The Trump Trilemma helps to put some context around the market reaction to yesterday’s US inflation data. For the US dollar to re-couple with rising US bond yields – within our framework, we’d need to see a return in (relative) confidence over the medium-term US economic outlook. In effect, this requires a positive reassessment of the extent and duration of this US economic cycle; inflation numbers do not provide this (plus it didn’t help that US retail sales printed soft). Broadly, we’re scratching our heads at finding any new positive US demand or supply shocks that could change the landscape for an economy in the 10th year of its expansion cycle. Without this, it’s easy to see the weak dollar story persist.

The speed at which the US dollar declines will be a function of US trade policy (see our note A ‘Mercantilist and Mercurial’ Dollar Policy). USD/JPY continues to breach new lows – and looks set on a path towards 100 (our year-end target). Japan’s Finance Minister Taro Aso overnight gave de facto support to recent FX moves by stating that there is no need to intervene at this stage. A clearing of the 106.00-30 area might trigger a sharper fall towards the psychological 105 handle.

EUR: ECB will have to bear a higher EUR/USD given that it’s not EUR-specific

A quiet day in the Eurozone data calendar means EUR/USD will be taking its cue from what happens on the USD-side of the equation. EUR/USD could easily clear 1.25 – but we argue that this won’t necessarily see any credible ECB verbal jawboning.

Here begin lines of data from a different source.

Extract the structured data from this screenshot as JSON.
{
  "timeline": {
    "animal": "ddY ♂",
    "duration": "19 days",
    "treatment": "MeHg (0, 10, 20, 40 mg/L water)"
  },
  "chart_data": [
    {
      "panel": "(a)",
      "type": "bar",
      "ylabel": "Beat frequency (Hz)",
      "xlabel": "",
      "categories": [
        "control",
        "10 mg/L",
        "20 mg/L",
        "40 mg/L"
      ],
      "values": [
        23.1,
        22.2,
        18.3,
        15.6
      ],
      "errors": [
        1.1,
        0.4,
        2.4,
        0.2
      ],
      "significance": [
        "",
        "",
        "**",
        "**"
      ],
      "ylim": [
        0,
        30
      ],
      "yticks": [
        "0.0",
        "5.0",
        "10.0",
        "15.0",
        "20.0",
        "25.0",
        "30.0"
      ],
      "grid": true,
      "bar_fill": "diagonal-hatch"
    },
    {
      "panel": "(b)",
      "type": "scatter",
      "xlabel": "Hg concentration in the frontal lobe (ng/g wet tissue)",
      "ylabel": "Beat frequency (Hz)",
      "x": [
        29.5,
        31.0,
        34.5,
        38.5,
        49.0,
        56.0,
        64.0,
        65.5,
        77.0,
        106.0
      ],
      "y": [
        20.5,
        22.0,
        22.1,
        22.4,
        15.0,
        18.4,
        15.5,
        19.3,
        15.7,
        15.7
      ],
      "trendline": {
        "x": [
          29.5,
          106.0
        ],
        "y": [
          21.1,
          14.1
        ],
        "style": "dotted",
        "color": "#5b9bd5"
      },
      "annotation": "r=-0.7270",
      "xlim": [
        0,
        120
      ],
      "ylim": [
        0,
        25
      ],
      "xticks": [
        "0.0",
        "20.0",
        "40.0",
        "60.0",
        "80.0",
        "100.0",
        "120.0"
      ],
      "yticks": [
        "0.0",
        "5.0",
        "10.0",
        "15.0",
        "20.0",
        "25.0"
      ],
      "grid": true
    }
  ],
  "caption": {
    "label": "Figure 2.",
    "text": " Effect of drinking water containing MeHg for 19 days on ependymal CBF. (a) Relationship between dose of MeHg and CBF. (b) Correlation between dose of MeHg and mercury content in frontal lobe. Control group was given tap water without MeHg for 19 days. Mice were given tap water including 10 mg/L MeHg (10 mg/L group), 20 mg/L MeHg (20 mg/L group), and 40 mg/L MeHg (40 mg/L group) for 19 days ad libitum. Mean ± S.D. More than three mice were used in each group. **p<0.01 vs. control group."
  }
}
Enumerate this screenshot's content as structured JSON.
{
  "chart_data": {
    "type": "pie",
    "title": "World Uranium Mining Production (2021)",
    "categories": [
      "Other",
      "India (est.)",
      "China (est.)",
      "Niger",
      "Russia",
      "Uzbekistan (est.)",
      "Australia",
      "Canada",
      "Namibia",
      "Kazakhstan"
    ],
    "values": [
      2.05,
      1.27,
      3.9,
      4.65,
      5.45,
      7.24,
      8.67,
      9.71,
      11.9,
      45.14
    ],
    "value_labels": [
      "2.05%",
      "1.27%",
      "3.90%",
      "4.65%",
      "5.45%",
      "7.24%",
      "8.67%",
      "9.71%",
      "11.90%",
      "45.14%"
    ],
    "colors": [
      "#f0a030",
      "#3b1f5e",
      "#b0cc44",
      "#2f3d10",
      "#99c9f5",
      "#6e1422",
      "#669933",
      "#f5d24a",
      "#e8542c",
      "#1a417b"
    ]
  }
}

GBP: There’s only one thing on the mind of investors… Brexit transition clarity

Over the space of a week, we've had three key UK events and three muted reactions in GBP markets; the cumulative reaction to (1) the Bank of England's Brexit-contingent hawkish signal; (2) the positive UK inflation surprise (which confirmed the Bank’s hawkish signal); and (3) a fairly inconsequential speech by Boris Johnson – was a 0.5% move higher in GBP against both USD and EUR. That’s a pretty tame reaction – even by the Brexit-impaired pound’s standards and to us, suggests that there is only one thing on the minds of GBP investors right now – and that’s clarity over a Brexit transition deal. The period leading up to the 22 Mar EU leaders summit will be noisy – but GBP’s relative resilience is telling of a different Brexit trading environment to what we saw in 2017 (see our four reasons). Look for GBP/USD to consolidate around 1.40 – with deferred upside on an agreed transition deal.